H&M powers ahead in Q1, but Covid-19 sends Q2 into reverse
Apr 3, 2020
H&M delivered its Q1 results on Friday as well as an update on what's been happening since the quarter ended. And it showed just how far trading has deteriorated in recent weeks. The company's sales rose 8% in the three months to February 29 but sales in March have decreased 46%, even though online sales rose in double-digits. And while Q1 profit soared, it said Q2 will be loss-making.
The coronavirus is having a devastating effect on its business. As of 31 March, 3,778 out of 5,065 stores were closed. And that 46% sales plunge looks like it will get even bigger as all stores have been closed in several of its largest markets since the middle of the month. That means the March figures included a couple of weeks where some sales in key markets were still being made in its physical locations. But at present, all stores in Germany, the US, the UK, France, Italy and Spain are shut.
On the plus side, online sales during March rose 17% in local currencies with digital sales channels remaining open in 47 of its 51 online markets. And in China, demand has “gradually started to recover. More or less all of the group’s stores have now re-opened and sales have gradually increased”.

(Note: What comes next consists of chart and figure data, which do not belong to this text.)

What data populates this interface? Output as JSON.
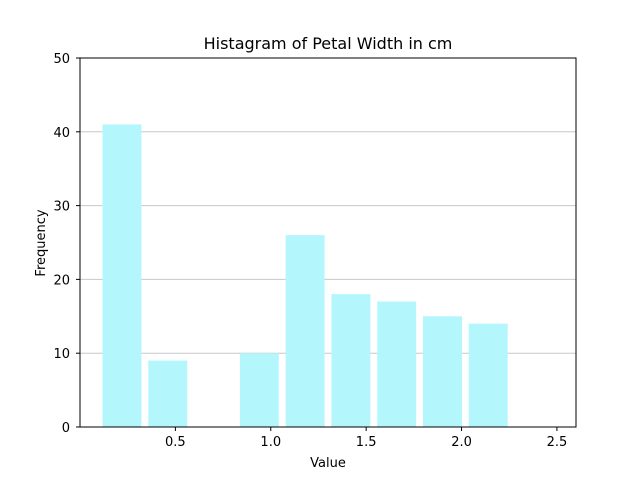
{
  "chart_data": {
    "type": "bar",
    "title": "Histagram of Petal Width in cm",
    "xlabel": "Value",
    "ylabel": "Frequency",
    "xlim": [
      0.0,
      2.6
    ],
    "ylim": [
      0,
      50
    ],
    "xticks": [
      0.5,
      1.0,
      1.5,
      2.0,
      2.5
    ],
    "xtick_labels": [
      "0.5",
      "1.0",
      "1.5",
      "2.0",
      "2.5"
    ],
    "yticks": [
      0,
      10,
      20,
      30,
      40,
      50
    ],
    "ytick_labels": [
      "0",
      "10",
      "20",
      "30",
      "40",
      "50"
    ],
    "grid": "y",
    "bins": [
      {
        "start": 0.1,
        "end": 0.34,
        "value": 41
      },
      {
        "start": 0.34,
        "end": 0.58,
        "value": 9
      },
      {
        "start": 0.58,
        "end": 0.82,
        "value": 0
      },
      {
        "start": 0.82,
        "end": 1.06,
        "value": 10
      },
      {
        "start": 1.06,
        "end": 1.3,
        "value": 26
      },
      {
        "start": 1.3,
        "end": 1.54,
        "value": 18
      },
      {
        "start": 1.54,
        "end": 1.78,
        "value": 17
      },
      {
        "start": 1.78,
        "end": 2.02,
        "value": 15
      },
      {
        "start": 2.02,
        "end": 2.26,
        "value": 14
      },
      {
        "start": 2.26,
        "end": 2.5,
        "value": 0
      }
    ],
    "colors": {
      "bar": "#b3f6fb",
      "grid": "#c8c8c8",
      "axis": "#000000"
    }
  }
}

Looking back at Q1, its gross profit rose 10% to SEK28 billion (€2.5bn/£2.2bn/$2.7bn), which corresponds to a gross margin of 51%, up from 50% a year earlier. Profit after financial items more than doubled to SEK 2.5 billion, “which shows that the company’s transformation work has had a good effect,” it said. It added that its work on its product offer meant decreased markdowns and an improved inventory level. And profit after tax increased to SEK1.9 billion from SEK1.16 billion.
The company had reported its Q1 sales earlier last month, but to recap, they rose to SEK54.948 billion year-on-year. And while they rose 8% on a reported basis, in local currencies they were up 5%. Excluding the markets that were most affected during the quarter by the coronavirus, local currency sales would have risen 7%.
The company also said that online sales rose an impressive 48% (or 44% in local currencies).
The company has been taking plenty of measures to soften the impact of the coronavirus on its business and it was previously reported that it's cancelling its dividend and deferring investment. It’s also reducing working hours for many employees, speaking to landlords about store rents and increasing its overall digital activities.
CEO Helena Helmersson said: “The strong improvement in profit in the first quarter shows that customers appreciate our assortment and that our transformation work is having a good effect. The outbreak of coronavirus and the extraordinary public measures taken to reduce the spread of the virus have put people, communities and companies in an exceptional situation. However, I am convinced that as a company – once we are through this – we will continue to stand strong”.